New York, June 23, 2004—The Polish Supreme Court yesterday upheld the three-month jail sentence of a journalist found guilty of libeling a local official in November 2003 and ordered that he be jailed immediately.

Andrzej Marek, editor in chief of the weekly Wiesci Polickie (Police News) in the western town of Police, was convicted in November 2003 of libeling Piotr Misilo, then the appointed speaker of the Promotion and Information Unit of the Police City Council, in two articles published in Wiesci Polickie in February 2001. The articles accused Misilo of obtaining his post through blackmail and using it to promote his private advertising business.

On Feb. 6, 2004, the Szcecin District Court upheld its Nov. 8, 2003, verdict sentencing Marek to three months in jail for defaming Misilo. The court ruled that it would suspend the sentence if Marek apologized to Misilo in his newspaper, but the journalist refused. On March 2, 2004, the court ordered Marek to appear at Szcecin Municipal Prison on March 23 to begin serving his sentence.
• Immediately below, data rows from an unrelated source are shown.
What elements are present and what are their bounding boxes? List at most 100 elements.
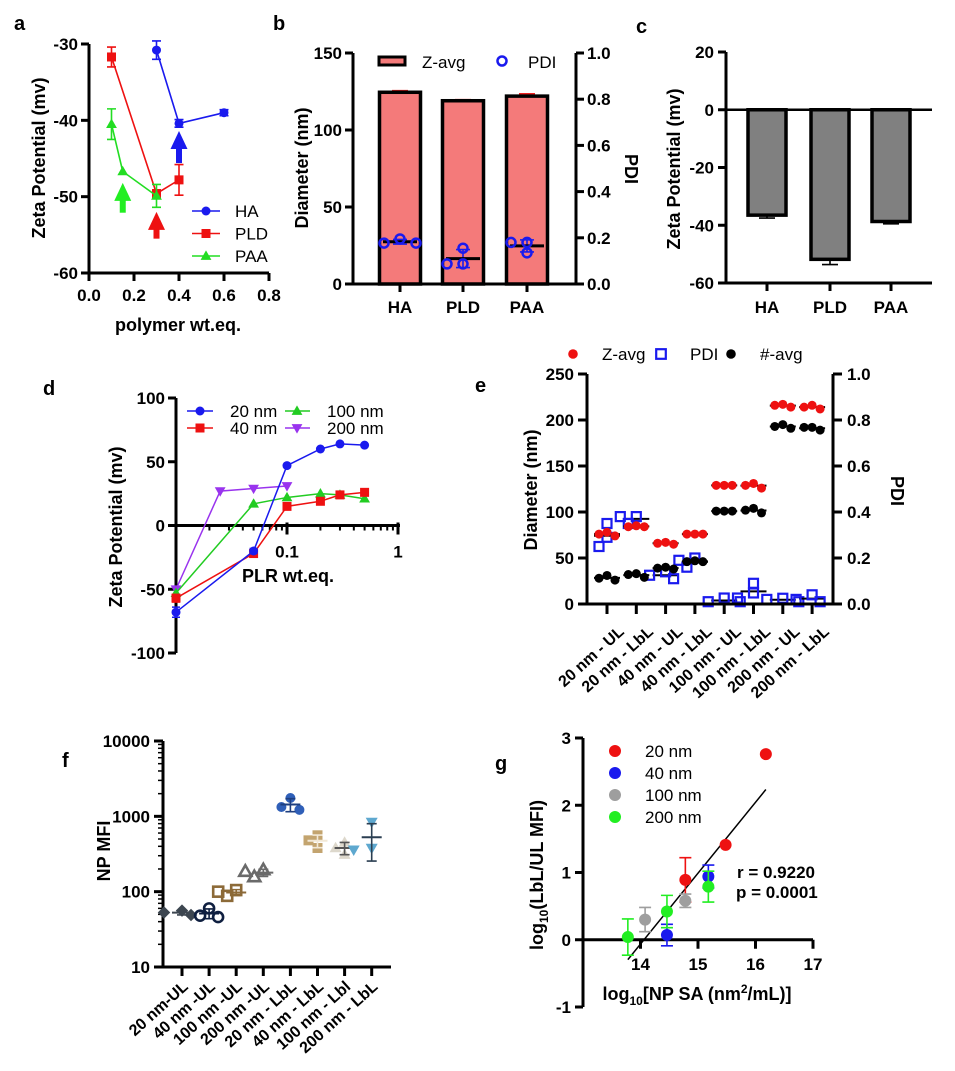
data-point: [211, 885, 225, 898]
y-tick-label: 0: [333, 275, 342, 294]
pdi-group: [378, 233, 422, 249]
data-point: [630, 510, 642, 523]
legend-item: HA: [192, 202, 259, 221]
data-point: [679, 873, 692, 886]
y-tick-label: -50: [53, 188, 78, 207]
data-point: [806, 589, 818, 601]
data-point: [698, 529, 708, 539]
p-value-annotation: p = 0.0001: [736, 883, 818, 902]
x-axis-label-superscript: 2: [741, 982, 748, 996]
x-tick-label: 1: [393, 543, 402, 562]
legend-marker: [655, 348, 667, 360]
group-40-nm-ul: [193, 902, 225, 924]
data-point: [759, 748, 772, 761]
y-tick-label: 10: [131, 958, 150, 977]
x-axis-label: polymer wt.eq.: [115, 315, 241, 335]
data-point: [690, 556, 700, 566]
data-point: [639, 913, 652, 926]
x-axis-label-text: [NP SA (nm: [643, 984, 741, 1004]
data-point: [315, 488, 326, 498]
x-tick-label: 14: [631, 955, 650, 974]
legend-item: Z-avg: [377, 53, 465, 72]
y-tick-label: 0: [705, 101, 714, 120]
y-tick-label: 2: [562, 796, 571, 815]
y-tick-label: -40: [53, 111, 78, 130]
x-tick-label: 15: [689, 955, 708, 974]
legend-marker: [496, 55, 508, 67]
group-100-nm-ul: [211, 883, 247, 903]
legend-label: 200 nm: [327, 419, 384, 438]
data-point: [219, 108, 229, 118]
data-point: [276, 802, 287, 813]
legend-marker: [726, 349, 736, 359]
data-point: [315, 444, 325, 454]
arrow-annotation: [148, 211, 165, 239]
legend-marker: [195, 423, 205, 433]
data-point: [799, 422, 809, 432]
x-tick-label: PAA: [510, 298, 545, 317]
series-number-avg: [594, 420, 826, 585]
data-point: [335, 439, 345, 449]
sd-bar: [231, 888, 242, 897]
data-point: [653, 563, 663, 573]
legend-item: PAA: [192, 247, 268, 266]
bar: [377, 90, 423, 286]
legend-label: 100 nm: [327, 402, 384, 421]
y-tick-label: -30: [53, 35, 78, 54]
series-paa: [106, 108, 162, 209]
sd-bar: [312, 834, 323, 849]
data-point: [747, 587, 760, 599]
y-tick-label: 200: [546, 411, 574, 430]
legend-marker: [609, 811, 621, 823]
legend-label: PDI: [528, 53, 556, 72]
data-point: [378, 237, 390, 249]
data-point: [749, 478, 758, 488]
legend-item: PLD: [192, 225, 268, 244]
group-20-nm-lbl: [276, 793, 305, 815]
data-point: [623, 522, 633, 532]
panel-b: b Diameter (nm) PDI 0 50 100 150 0.0 0.2 0.4 0.…: [273, 13, 641, 317]
data-point: [815, 425, 825, 435]
legend-label: Z-avg: [422, 53, 465, 72]
data-point: [315, 496, 325, 506]
data-point: [211, 910, 225, 924]
series-100-nm: [639, 893, 692, 933]
data-point: [282, 461, 292, 471]
data-point: [727, 506, 737, 516]
data-point: [214, 487, 226, 497]
legend-label: 20 nm: [230, 402, 277, 421]
legend-marker: [201, 206, 211, 216]
x-tick-label: 0.0: [77, 286, 101, 305]
data-point: [282, 501, 292, 511]
y-axis-label: Zeta Potential (mv): [106, 446, 126, 607]
data-point: [107, 52, 116, 62]
legend-label: #-avg: [760, 345, 803, 364]
bar: [504, 94, 550, 286]
data-point: [661, 537, 671, 547]
arrow-annotation: [170, 131, 188, 164]
arrow-annotation: [114, 182, 132, 213]
data-point: [610, 531, 620, 541]
legend-item: 40 nm: [609, 764, 692, 783]
y2-tick-label: 0.4: [587, 183, 611, 202]
arrow-shaft: [119, 197, 126, 213]
legend-label: PLD: [235, 225, 268, 244]
legend-swatch: [377, 55, 407, 67]
data-point: [614, 510, 626, 523]
data-point: [799, 402, 809, 412]
y2-tick-label: 0.6: [847, 457, 871, 476]
sd-bar: [366, 822, 377, 862]
legend-item: 200 nm: [285, 419, 384, 438]
x-tick-label: 17: [804, 955, 823, 974]
data-point: [360, 487, 370, 497]
data-point: [719, 838, 732, 851]
data-point: [394, 233, 406, 245]
x-tick-label: 16: [746, 955, 765, 974]
bar: [870, 108, 912, 224]
arrow-shaft: [153, 226, 160, 239]
data-point: [193, 909, 207, 922]
y2-tick-label: 1.0: [587, 44, 611, 63]
x-tick-label: 0.2: [122, 286, 146, 305]
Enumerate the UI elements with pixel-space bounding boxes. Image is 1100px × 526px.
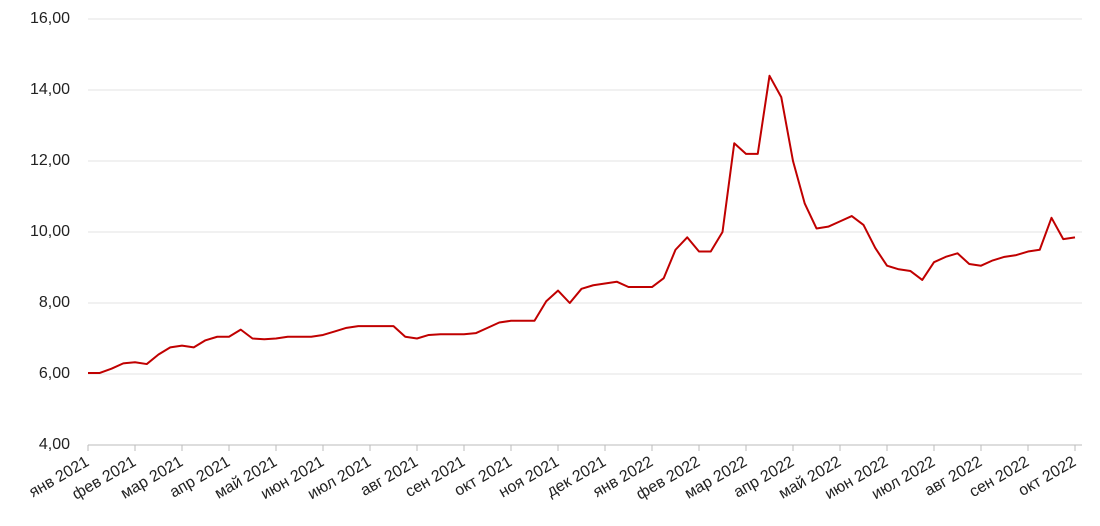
- y-tick-label: 12,00: [30, 152, 70, 169]
- y-tick-label: 16,00: [30, 10, 70, 27]
- y-tick-label: 14,00: [30, 81, 70, 98]
- y-tick-label: 8,00: [39, 294, 70, 311]
- y-tick-label: 10,00: [30, 223, 70, 240]
- y-tick-label: 4,00: [39, 436, 70, 453]
- y-tick-label: 6,00: [39, 365, 70, 382]
- data-line: [88, 74, 1076, 374]
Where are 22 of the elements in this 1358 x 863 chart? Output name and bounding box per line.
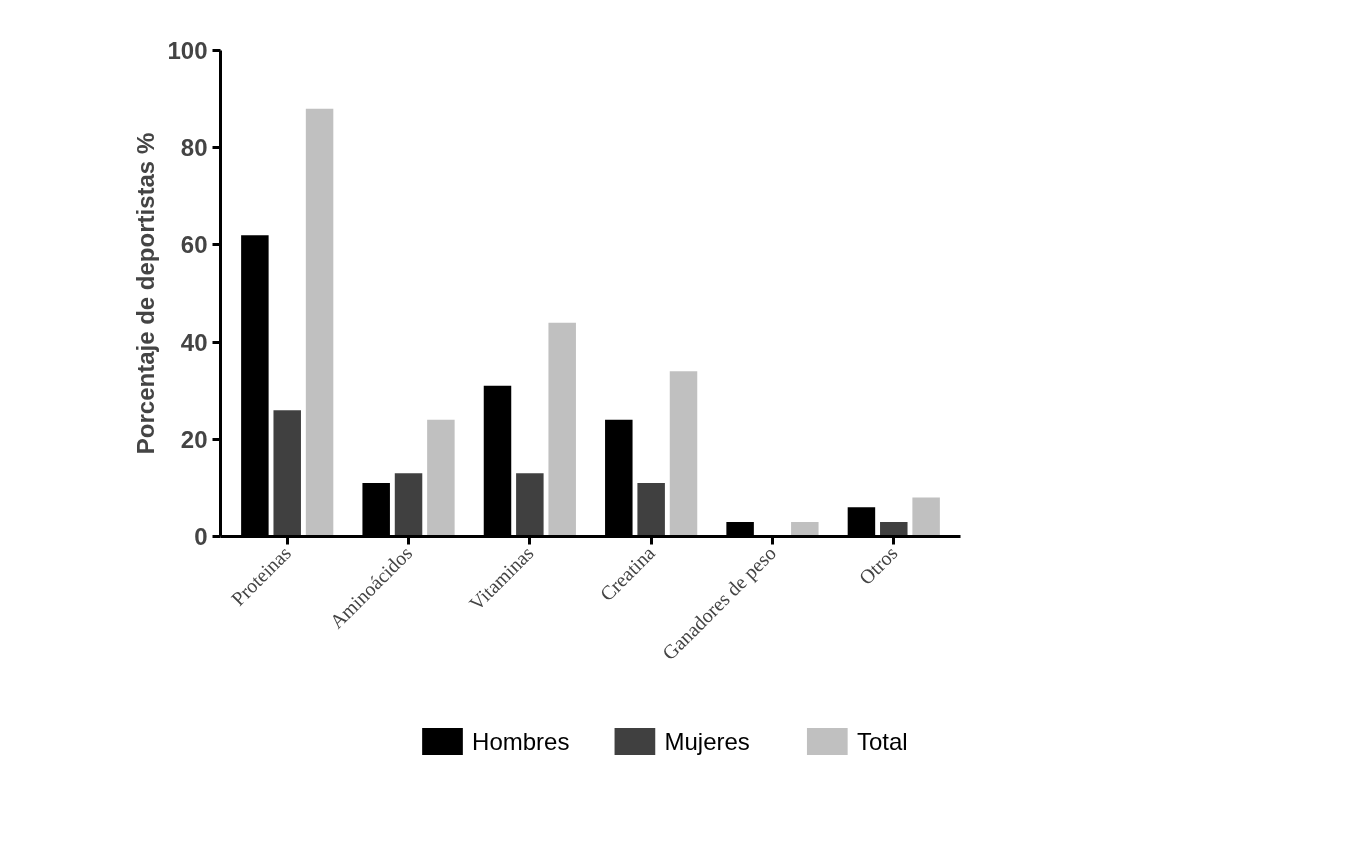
bar	[548, 322, 576, 537]
x-tick-label: Otros	[854, 541, 902, 589]
y-tick-label: 40	[180, 328, 208, 356]
bar	[273, 410, 301, 537]
legend-label: Total	[856, 728, 908, 755]
bar	[912, 497, 940, 537]
legend-label: Mujeres	[664, 728, 750, 755]
bar	[791, 521, 819, 537]
bar	[305, 108, 334, 537]
bar	[394, 473, 423, 537]
bar	[880, 521, 908, 537]
y-tick-label: 60	[180, 231, 208, 259]
bar	[427, 419, 455, 537]
bar	[669, 371, 698, 537]
y-tick-label: 20	[180, 425, 208, 453]
y-tick-label: 100	[167, 37, 208, 64]
y-axis-title: Porcentaje de deportistas %	[132, 132, 160, 455]
y-tick-label: 80	[180, 134, 208, 162]
legend-label: Hombres	[472, 728, 570, 755]
bar	[516, 473, 544, 537]
y-tick-label: 0	[194, 523, 208, 550]
bar	[637, 483, 665, 537]
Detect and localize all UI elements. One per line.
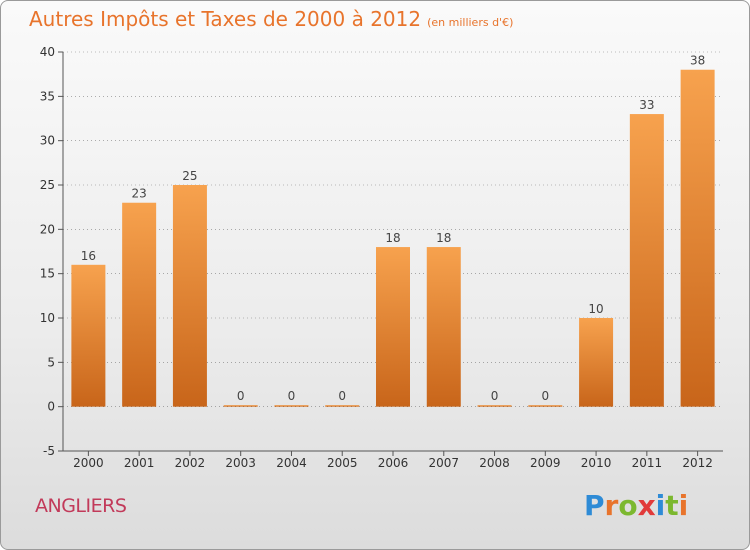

On March 22, a group of prominent Polish journalists, including popular television anchors and leading editors, gathered in protest outside the Polish Parliament in the capital, Warsaw. They rented an empty tiger cage from the Warsaw Zoo and took turns locking themselves inside for 30 minutes at a time to demonstrate their solidarity with Marek, according to local and international reports.

Following the protest, the Sczecin District Court postponed Marek’s sentence for six months.

The Polish Supreme Court in Warsaw, however, upheld the prison verdict yesterday, and Marek began serving his sentence immediately. The Supreme Court ruled that the accusations Marek made against Misilo in his articles were unfounded and untrue, international reports said.

Local media and human rights organizations, including the Polish Press Monitoring Center, the Helsinki Foundation for Human Rights in Poland, the Polish Journalists’ Association, and the Parliament-appointed ombudsman, have lobbied for Marek’s acquittal.

“We are shocked by the Polish Supreme Court’s decision to send a journalist to jail for articles he has written,” said CPJ Executive Director Ann Cooper. “Libel is not a criminal offense in a democracy.”

Marek is the first journalist in Poland to serve a prison term for his work since the collapse of communism in 1989. He is the only journalist currently in jail for his work in all of the European Union.